Arithmetic operation on very large static arrays in C/C++

Question

I am new to High Performance Computing and my first question in this forum where I have been a reader for much long.

Basically I need to do arithmetic operations on very large arrays like for instance

double variable [9][4][300][300][300] (uninitialized)

case 1: If I declare the array above as local/automatic then I get run-time error if I had compiled without optimization like " g++ file.cpp " .. (the error is segmentation fault -- stack overflow???)

case 2: In the same case as above if I had compile with optimization the code runs as expected. "g++ -O2 file.cp p" (is the array in bss now???)

case 3: If I make the variable global/static then it compiles fine but nonetheless it does not run and just gives a message " killed " on terminal and terminates.

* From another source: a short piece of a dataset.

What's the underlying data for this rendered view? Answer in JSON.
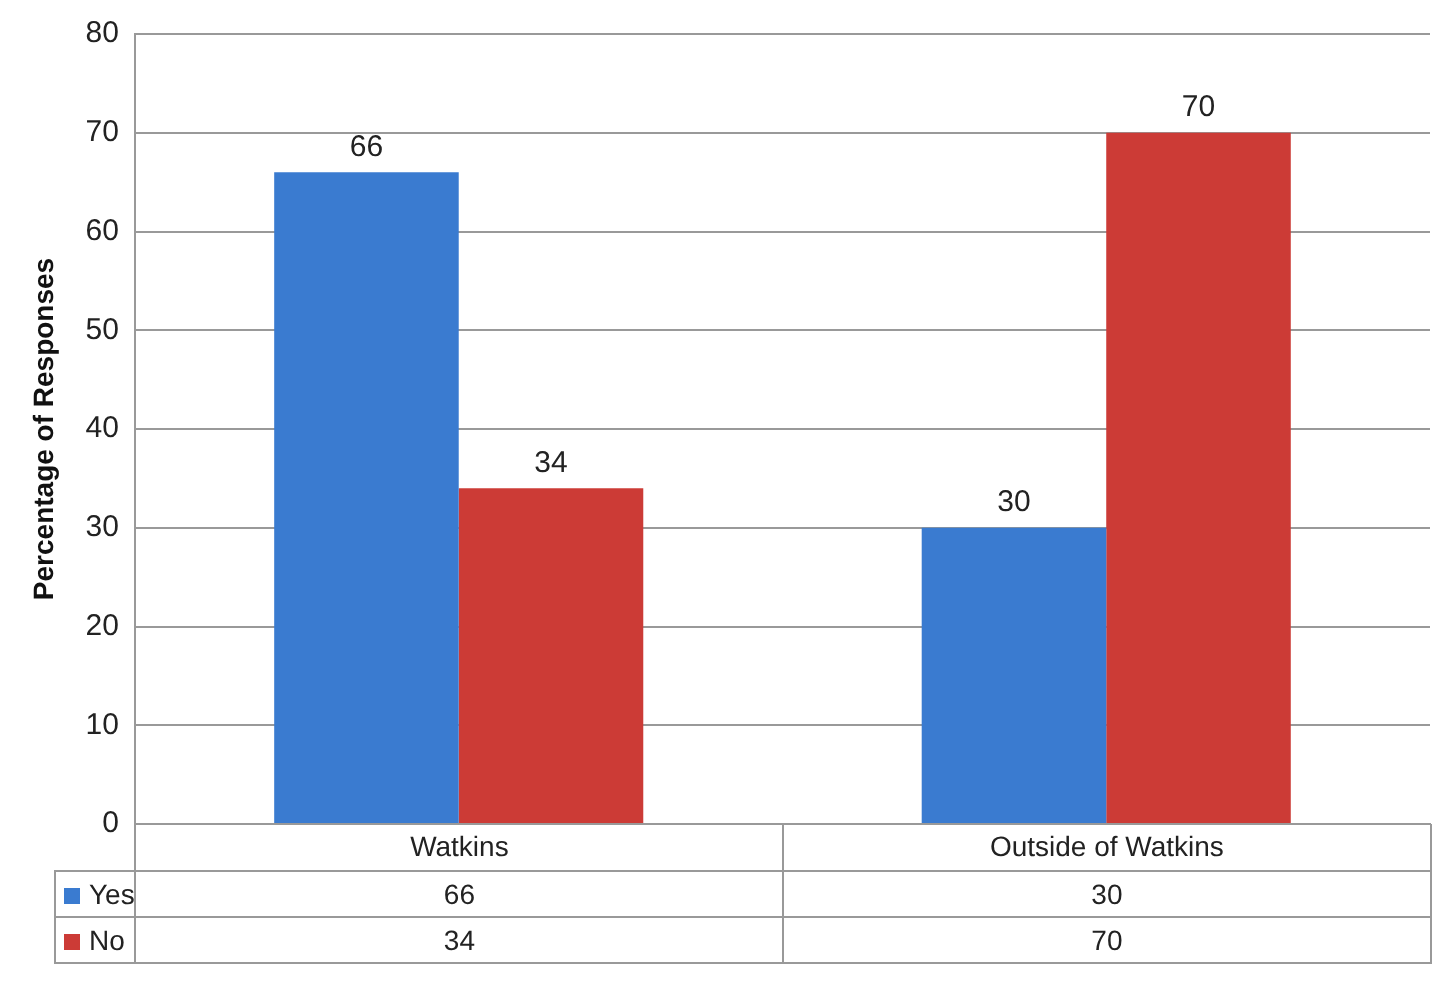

There is no real problem but I am curious and want to learn what happens when extremely large arrays are declared and where do they reside in memory depending on their data type.

I am also aware of the method of generating these arrays at run-time using malloc or new. Then of course it would be on heap.

So the most important question for me is --> which is the most efficient method (ie smallest run-time during computation of arrays in memory) of dealing with large arrays when compiling with g++ and running on linux clusters .

Thank you for your patience for reading.

Answer 1

Local variables will always be on the stack, no matter optimization flags. And that array will be around 7 gigabyte! Way larger than any possible stack.

The size may also be a reason it doesn't start, as if you put it as a global/static variable then you need to have more than 7 GB or virtual memory free and contiguous to be able to even load the program.

Answer 2

May I suggest something along the lines of:

typedef double slice[300][300][300];

std::vector<slice> variable[9] = { 4, 4, 4, 4, 4, 4, 4, 4, 4 };

This way each vector of 4 slice objects will be dynamically allocated, the contents of the 9 vectors need not be contiguous with each other, and the stack consumption is only enough for metadata for 9 vectors.